There’s no record of the astronauts discussing the noise with NASA or with the public. It’s unclear if the astronauts ever heard the noise on subsequent passes on the far side of the moon or if other astronauts on subsequent missions heard the sound. Young eventually flew back to the moon and walked on it as the commander of Apollo 16. Cernan commanded the Apollo 17 mission and was the last man to walk on the moon. Stafford flew in space again, but never journeyed back to the moon.

The May 1969 tapes were recorded while Stafford, Young and Cernan were on the far side of the moon, out of radio communication with Earth. The whistling sound lasted nearly the entire hour the astronauts were out of touch. Later, the recordings were sent back to Mission Control where they were transcribed, archived and classified, per protocol.

The conversation was eventually unearthed in 2008.

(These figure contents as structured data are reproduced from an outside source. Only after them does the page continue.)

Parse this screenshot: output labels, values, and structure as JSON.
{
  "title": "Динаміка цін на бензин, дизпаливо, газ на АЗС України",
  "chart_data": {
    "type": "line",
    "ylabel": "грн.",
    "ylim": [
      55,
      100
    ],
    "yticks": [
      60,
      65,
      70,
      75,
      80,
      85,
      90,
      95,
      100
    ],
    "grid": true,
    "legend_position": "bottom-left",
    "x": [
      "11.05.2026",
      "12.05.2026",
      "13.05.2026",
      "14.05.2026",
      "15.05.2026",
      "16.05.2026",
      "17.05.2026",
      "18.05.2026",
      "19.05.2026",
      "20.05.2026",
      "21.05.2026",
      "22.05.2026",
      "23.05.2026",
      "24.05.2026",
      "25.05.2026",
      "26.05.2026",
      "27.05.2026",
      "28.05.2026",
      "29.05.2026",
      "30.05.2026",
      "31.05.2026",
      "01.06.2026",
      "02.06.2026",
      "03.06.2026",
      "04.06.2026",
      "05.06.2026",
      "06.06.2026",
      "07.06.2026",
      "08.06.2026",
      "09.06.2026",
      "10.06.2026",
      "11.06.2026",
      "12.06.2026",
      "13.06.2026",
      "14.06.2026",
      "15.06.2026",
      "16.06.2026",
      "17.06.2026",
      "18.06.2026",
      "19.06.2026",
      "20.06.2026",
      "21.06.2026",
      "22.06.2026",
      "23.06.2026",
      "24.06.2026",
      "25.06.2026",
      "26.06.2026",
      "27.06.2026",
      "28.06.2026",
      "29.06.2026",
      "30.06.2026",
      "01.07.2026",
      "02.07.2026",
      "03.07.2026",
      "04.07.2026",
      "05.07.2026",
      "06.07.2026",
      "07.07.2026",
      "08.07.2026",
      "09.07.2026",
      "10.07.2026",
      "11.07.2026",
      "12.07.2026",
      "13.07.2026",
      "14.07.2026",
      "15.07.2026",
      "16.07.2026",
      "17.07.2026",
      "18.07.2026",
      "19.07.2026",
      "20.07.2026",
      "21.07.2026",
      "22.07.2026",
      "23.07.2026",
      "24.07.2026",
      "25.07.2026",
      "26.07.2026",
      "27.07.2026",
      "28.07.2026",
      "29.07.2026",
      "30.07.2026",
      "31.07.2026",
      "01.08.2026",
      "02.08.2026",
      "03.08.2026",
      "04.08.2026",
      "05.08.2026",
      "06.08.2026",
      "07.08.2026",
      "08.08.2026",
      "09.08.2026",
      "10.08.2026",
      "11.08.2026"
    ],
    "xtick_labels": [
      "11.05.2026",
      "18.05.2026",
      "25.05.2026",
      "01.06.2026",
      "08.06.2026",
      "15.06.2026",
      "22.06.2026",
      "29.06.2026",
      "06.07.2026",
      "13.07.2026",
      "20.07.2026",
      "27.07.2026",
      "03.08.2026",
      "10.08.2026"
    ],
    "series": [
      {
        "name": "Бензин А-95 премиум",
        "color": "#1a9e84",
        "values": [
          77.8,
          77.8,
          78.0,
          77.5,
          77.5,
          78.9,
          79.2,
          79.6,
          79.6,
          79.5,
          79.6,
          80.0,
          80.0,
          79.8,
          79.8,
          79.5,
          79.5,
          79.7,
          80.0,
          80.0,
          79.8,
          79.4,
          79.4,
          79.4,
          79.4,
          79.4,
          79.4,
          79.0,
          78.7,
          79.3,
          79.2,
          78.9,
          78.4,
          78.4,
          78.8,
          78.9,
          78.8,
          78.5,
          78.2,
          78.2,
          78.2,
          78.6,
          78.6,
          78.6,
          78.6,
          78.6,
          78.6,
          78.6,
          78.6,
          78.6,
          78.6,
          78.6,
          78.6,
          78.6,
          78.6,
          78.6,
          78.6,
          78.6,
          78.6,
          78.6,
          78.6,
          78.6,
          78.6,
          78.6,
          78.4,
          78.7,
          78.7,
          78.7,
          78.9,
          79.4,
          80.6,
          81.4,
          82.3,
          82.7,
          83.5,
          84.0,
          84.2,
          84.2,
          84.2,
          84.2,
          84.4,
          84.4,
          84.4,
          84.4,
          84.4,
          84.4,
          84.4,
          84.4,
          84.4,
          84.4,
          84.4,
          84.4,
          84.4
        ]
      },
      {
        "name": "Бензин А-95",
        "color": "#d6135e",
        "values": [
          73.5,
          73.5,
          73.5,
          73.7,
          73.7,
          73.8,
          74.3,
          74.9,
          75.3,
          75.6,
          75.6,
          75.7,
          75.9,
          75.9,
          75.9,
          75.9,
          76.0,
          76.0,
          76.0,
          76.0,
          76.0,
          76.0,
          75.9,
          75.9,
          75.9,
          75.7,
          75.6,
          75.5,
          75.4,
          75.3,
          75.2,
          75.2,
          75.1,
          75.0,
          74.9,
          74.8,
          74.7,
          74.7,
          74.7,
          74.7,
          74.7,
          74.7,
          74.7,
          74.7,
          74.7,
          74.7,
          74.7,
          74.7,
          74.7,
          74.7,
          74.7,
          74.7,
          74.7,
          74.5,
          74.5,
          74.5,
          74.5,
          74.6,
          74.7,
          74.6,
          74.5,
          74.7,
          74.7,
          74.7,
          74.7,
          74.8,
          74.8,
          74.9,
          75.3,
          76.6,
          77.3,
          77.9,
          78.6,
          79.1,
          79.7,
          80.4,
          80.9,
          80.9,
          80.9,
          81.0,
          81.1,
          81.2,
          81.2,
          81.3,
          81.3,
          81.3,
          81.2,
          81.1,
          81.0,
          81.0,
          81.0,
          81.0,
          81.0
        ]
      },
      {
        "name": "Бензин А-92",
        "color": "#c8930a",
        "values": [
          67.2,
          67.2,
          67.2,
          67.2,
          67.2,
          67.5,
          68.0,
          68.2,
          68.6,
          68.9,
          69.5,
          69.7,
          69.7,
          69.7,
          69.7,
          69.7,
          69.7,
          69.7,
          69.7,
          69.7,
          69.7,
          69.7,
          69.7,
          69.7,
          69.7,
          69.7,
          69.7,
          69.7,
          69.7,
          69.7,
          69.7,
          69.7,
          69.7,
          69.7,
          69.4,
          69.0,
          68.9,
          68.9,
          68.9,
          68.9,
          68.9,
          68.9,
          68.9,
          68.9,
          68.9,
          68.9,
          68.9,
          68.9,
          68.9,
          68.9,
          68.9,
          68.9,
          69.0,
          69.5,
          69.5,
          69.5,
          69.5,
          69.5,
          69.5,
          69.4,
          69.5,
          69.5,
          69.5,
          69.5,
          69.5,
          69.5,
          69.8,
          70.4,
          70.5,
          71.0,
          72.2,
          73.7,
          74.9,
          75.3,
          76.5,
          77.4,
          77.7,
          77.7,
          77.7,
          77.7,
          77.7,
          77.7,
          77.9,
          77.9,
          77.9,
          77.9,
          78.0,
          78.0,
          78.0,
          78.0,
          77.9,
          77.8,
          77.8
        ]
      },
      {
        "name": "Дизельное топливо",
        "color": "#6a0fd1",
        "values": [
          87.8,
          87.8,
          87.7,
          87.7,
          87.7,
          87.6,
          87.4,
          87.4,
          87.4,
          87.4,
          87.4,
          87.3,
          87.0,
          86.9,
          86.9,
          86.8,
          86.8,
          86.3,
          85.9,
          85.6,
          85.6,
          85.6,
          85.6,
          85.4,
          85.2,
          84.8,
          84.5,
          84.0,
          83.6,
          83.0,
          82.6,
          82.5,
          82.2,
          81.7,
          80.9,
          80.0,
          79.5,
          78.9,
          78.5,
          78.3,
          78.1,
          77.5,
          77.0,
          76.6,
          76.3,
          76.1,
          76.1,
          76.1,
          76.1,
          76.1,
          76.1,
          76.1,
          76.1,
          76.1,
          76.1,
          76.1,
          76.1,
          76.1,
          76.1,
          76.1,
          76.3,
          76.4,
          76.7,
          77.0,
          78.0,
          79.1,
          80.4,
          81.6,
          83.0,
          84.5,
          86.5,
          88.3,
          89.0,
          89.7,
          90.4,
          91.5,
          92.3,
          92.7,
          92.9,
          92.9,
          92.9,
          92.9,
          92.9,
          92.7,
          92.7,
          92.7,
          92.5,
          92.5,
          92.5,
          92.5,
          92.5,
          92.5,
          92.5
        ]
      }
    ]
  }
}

Some technicians have speculated the sound may have originated from interference from VHF radios on the command module and lunar module interacting with each other, according to researcher and author Andrew Chaikin.

But not everyone buys that explanation.

“The Apollo 10 crew is very used to the kind of noise that they should be hearing,” Apollo 15 Command Module Pilot Al Worden said in a clip from the episode. “Logic tells me that if there was something recorded on there, then there was something there.”